Qifrey watches the contortion on Olruggio's face intently—searches for hurt, searches for anything that will placate the vines at the back of his throat, so close to spilling entirely. What he sees is that same awfully familiar expression, the one where Qifrey knows the hurt is being turned inward, the rejection folded back into himself.
It's enough.
The friction returns to something small—faint and insufficient—but Qifrey says nothing of it.
He refocuses on moving, light breaths with each roll of his hips. Qifrey wishes to be quenched of this already, his motions hurrying, insistent, and desperate.
Maybe this would go differently if Qifrey were not damned; Olruggio would take his face into his hands and kiss him. Qifrey would kiss him back, and it would feel good, and he wouldn't fear the inevitable bad that would follow.
"'S alright," Olruggio murmurs, startling him slightly. He'd been so far in his head that he hadn't noticed he'd started making torn whimpers, chasing release and being so close to it. Olruggio shifts his leg again, his whole body with it; a hand on Qifrey's back, pulling him closer, tightening the space between them. "That better?"
"Mm—ah, yeah," Qifrey gasps, "Yes. Yes, I'm—"
He doesn't want to think about the sound he makes, as his abdomen tightens and he nestles in Olruggio's shoulder. Too delirious to say anything about Olruggio's hand cradling his head, grounding him, all while Qifrey comes simply from grinding against his leg.
After nothing but heavy breathing, it is no surprise that Qifrey is the one to pull away first.
Olruggio lets him, his expression unreadable. "I had a dream, few nights ago. Gave me all sorts o' weird ideas."
Qifrey pulls his knees together, sitting upright and watching the rise and fall of Olruggio's chest as he gets comfortable on a pillow. "A dream?"
"Embarrasin', truth be told," he continues, peering up at Qifrey with a look of abashment. "Had you with me, just like this. Funny thing is, it felt familiar."
The room seems to tilt. Only slightly, but enough that Qifrey finds himself gripping the sheets beneath him. "Familiar," he echoes.
Olruggio waves his hand with the casualness of a man unaware. "The wrong sort of familiar. Can't quite place why."
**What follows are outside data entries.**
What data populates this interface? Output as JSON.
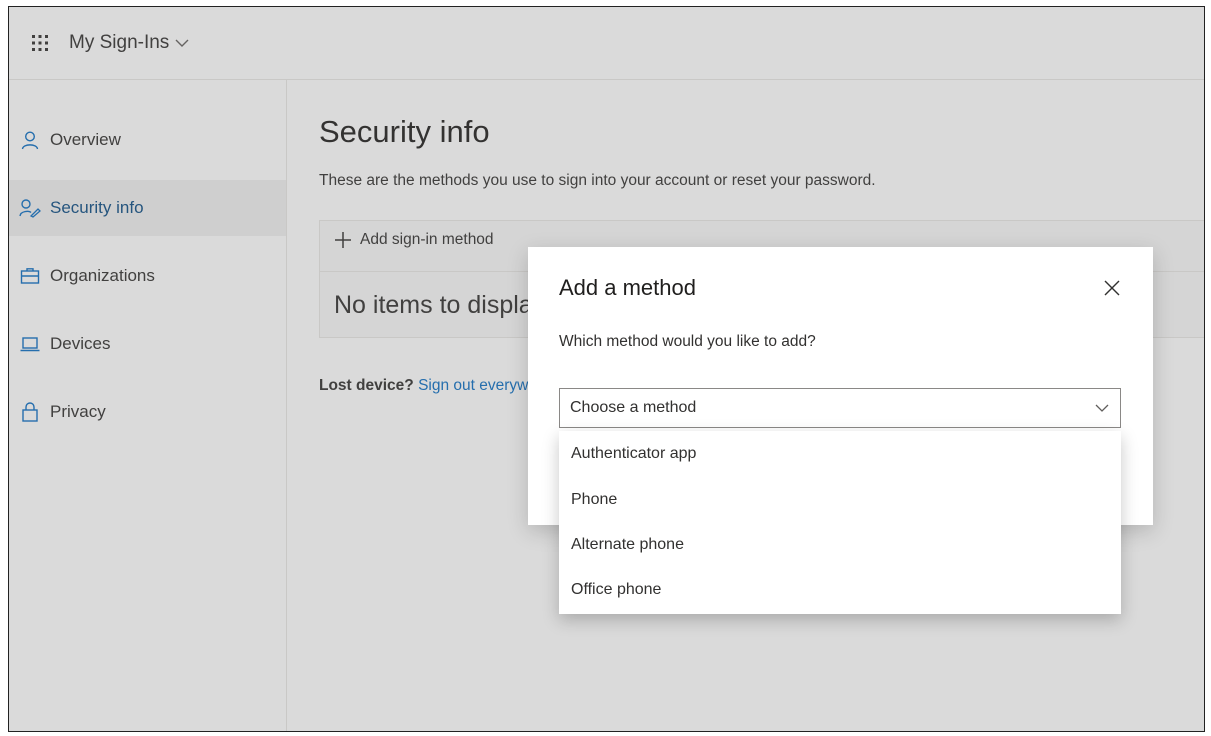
{
  "header": {
    "app_title": "My Sign-Ins"
  },
  "sidebar": {
    "items": [
      {
        "label": "Overview",
        "icon": "person-icon"
      },
      {
        "label": "Security info",
        "icon": "security-info-icon",
        "active": true
      },
      {
        "label": "Organizations",
        "icon": "briefcase-icon"
      },
      {
        "label": "Devices",
        "icon": "laptop-icon"
      },
      {
        "label": "Privacy",
        "icon": "lock-icon"
      }
    ]
  },
  "main": {
    "title": "Security info",
    "description": "These are the methods you use to sign into your account or reset your password.",
    "add_method_label": "Add sign-in method",
    "empty_text": "No items to display.",
    "lost_device_label": "Lost device?",
    "sign_out_link": "Sign out everywhere"
  },
  "dialog": {
    "title": "Add a method",
    "question": "Which method would you like to add?",
    "select_placeholder": "Choose a method",
    "options": [
      "Authenticator app",
      "Phone",
      "Alternate phone",
      "Office phone"
    ]
  },
  "colors": {
    "accent": "#0f6cbd",
    "active_nav_text": "#0f4c81",
    "active_nav_bg": "#e8e8e8"
  }
}
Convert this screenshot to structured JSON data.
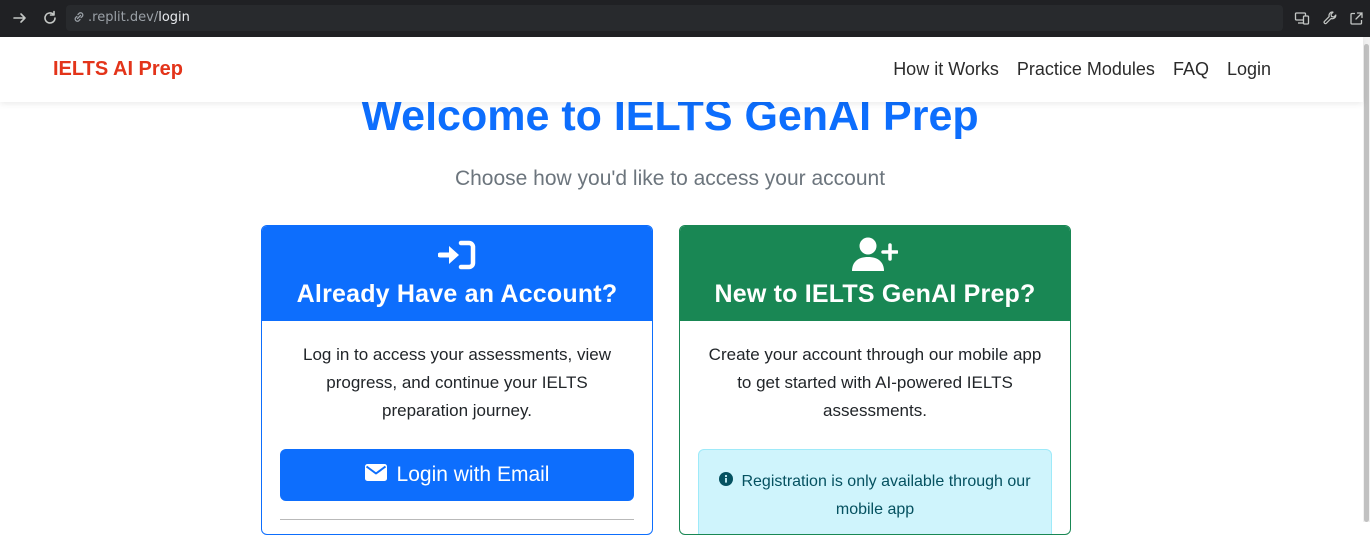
{
  "browser": {
    "url_domain": ".replit.dev/",
    "url_path": "login",
    "icons": [
      "forward-icon",
      "reload-icon",
      "link-icon",
      "devices-icon",
      "wrench-icon",
      "open-external-icon"
    ]
  },
  "navbar": {
    "brand": "IELTS AI Prep",
    "links": [
      "How it Works",
      "Practice Modules",
      "FAQ",
      "Login"
    ]
  },
  "hero": {
    "title": "Welcome to IELTS GenAI Prep",
    "subtitle": "Choose how you'd like to access your account"
  },
  "login_card": {
    "icon": "sign-in-icon",
    "title": "Already Have an Account?",
    "text": "Log in to access your assessments, view progress, and continue your IELTS preparation journey.",
    "button_icon": "envelope-icon",
    "button_label": "Login with Email"
  },
  "register_card": {
    "icon": "user-plus-icon",
    "title": "New to IELTS GenAI Prep?",
    "text": "Create your account through our mobile app to get started with AI-powered IELTS assessments.",
    "alert_icon": "info-circle-icon",
    "alert_text": "Registration is only available through our mobile app"
  },
  "colors": {
    "primary": "#0d6efd",
    "success": "#198754",
    "brand": "#e3341a",
    "info_bg": "#cff4fc",
    "info_text": "#055160"
  }
}
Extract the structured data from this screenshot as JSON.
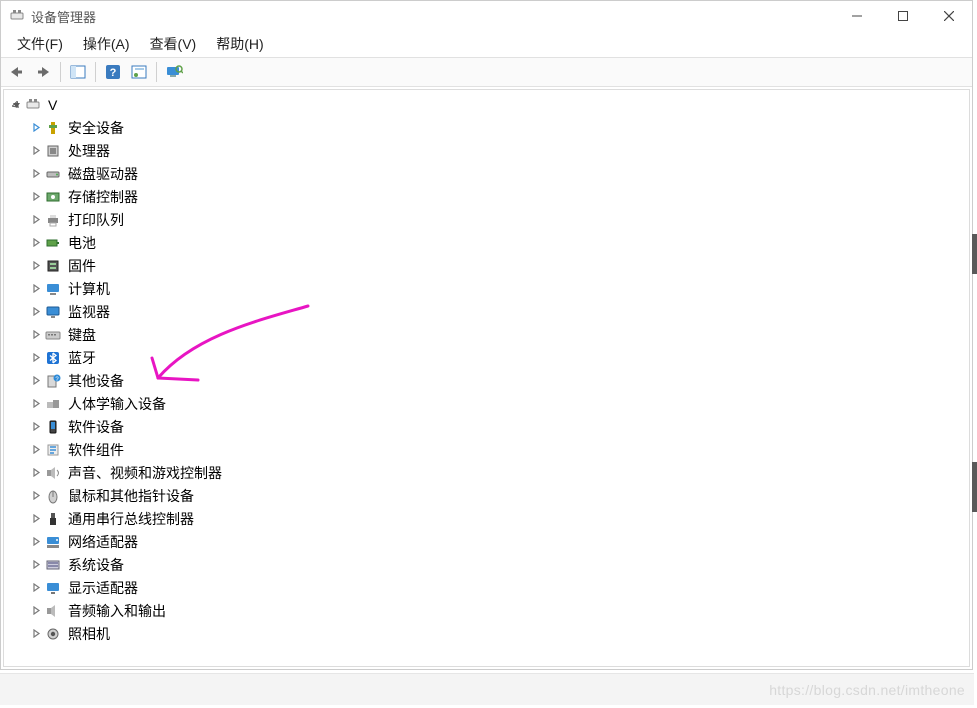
{
  "window": {
    "title": "设备管理器"
  },
  "menu": {
    "file": "文件(F)",
    "action": "操作(A)",
    "view": "查看(V)",
    "help": "帮助(H)"
  },
  "tree": {
    "root_label": "V",
    "items": [
      {
        "label": "安全设备",
        "icon": "security"
      },
      {
        "label": "处理器",
        "icon": "cpu"
      },
      {
        "label": "磁盘驱动器",
        "icon": "disk"
      },
      {
        "label": "存储控制器",
        "icon": "storage-ctrl"
      },
      {
        "label": "打印队列",
        "icon": "printer"
      },
      {
        "label": "电池",
        "icon": "battery"
      },
      {
        "label": "固件",
        "icon": "firmware"
      },
      {
        "label": "计算机",
        "icon": "computer"
      },
      {
        "label": "监视器",
        "icon": "monitor"
      },
      {
        "label": "键盘",
        "icon": "keyboard"
      },
      {
        "label": "蓝牙",
        "icon": "bluetooth"
      },
      {
        "label": "其他设备",
        "icon": "other"
      },
      {
        "label": "人体学输入设备",
        "icon": "hid"
      },
      {
        "label": "软件设备",
        "icon": "soft-dev"
      },
      {
        "label": "软件组件",
        "icon": "soft-comp"
      },
      {
        "label": "声音、视频和游戏控制器",
        "icon": "audio"
      },
      {
        "label": "鼠标和其他指针设备",
        "icon": "mouse"
      },
      {
        "label": "通用串行总线控制器",
        "icon": "usb"
      },
      {
        "label": "网络适配器",
        "icon": "network"
      },
      {
        "label": "系统设备",
        "icon": "system"
      },
      {
        "label": "显示适配器",
        "icon": "display"
      },
      {
        "label": "音频输入和输出",
        "icon": "speaker"
      },
      {
        "label": "照相机",
        "icon": "camera"
      }
    ]
  },
  "watermark": "https://blog.csdn.net/imtheone"
}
"Must be the fatigue," Qifrey says, a touch too quickly. He forces his grip to loosen from the sheets. "You've been working hard."
"Mm," Olruggio hums. "And you."
"Hm?"
"It's barely been a couple hours, and the girls are missing you a great deal. 'Master Qifrey would like this, Master Qifrey would like that," there's a smile on Olruggio's face as he talks. Endearment. He sounds tired, like he's on the edge of slumber, making his vowels a lazy roll. "I think there's something in that—them lookin' for you where they know you're not."
When Qifrey says nothing for a while, Olruggio adds, "Oh, they're with Beldaruit. Had I mentioned that?"
A crack. "You should go back, Olly."
Olruggio frowns, turning to look at him. "You're satisfied?"
"I can handle the rest myself," Qifrey responds with a smile he hopes is reassuring.
Olruggio lips purse, as if wanting to say something, though lands on, "If you're sure. But you can always… You can…" His words fade, Olruggio's eyes drifting shut. Not quite sleeping yet, but not awake either.
Qifrey has been here before.
His rut has never been this awful; that much had been true. It has also never required much for Qifrey's weak legs to stumble. Indulgences accumulating each time he found himself in Olruggio's bed, or Olruggio in his.
This time, it is Olruggio's ink and paper that Qifrey uses, on the bedside table.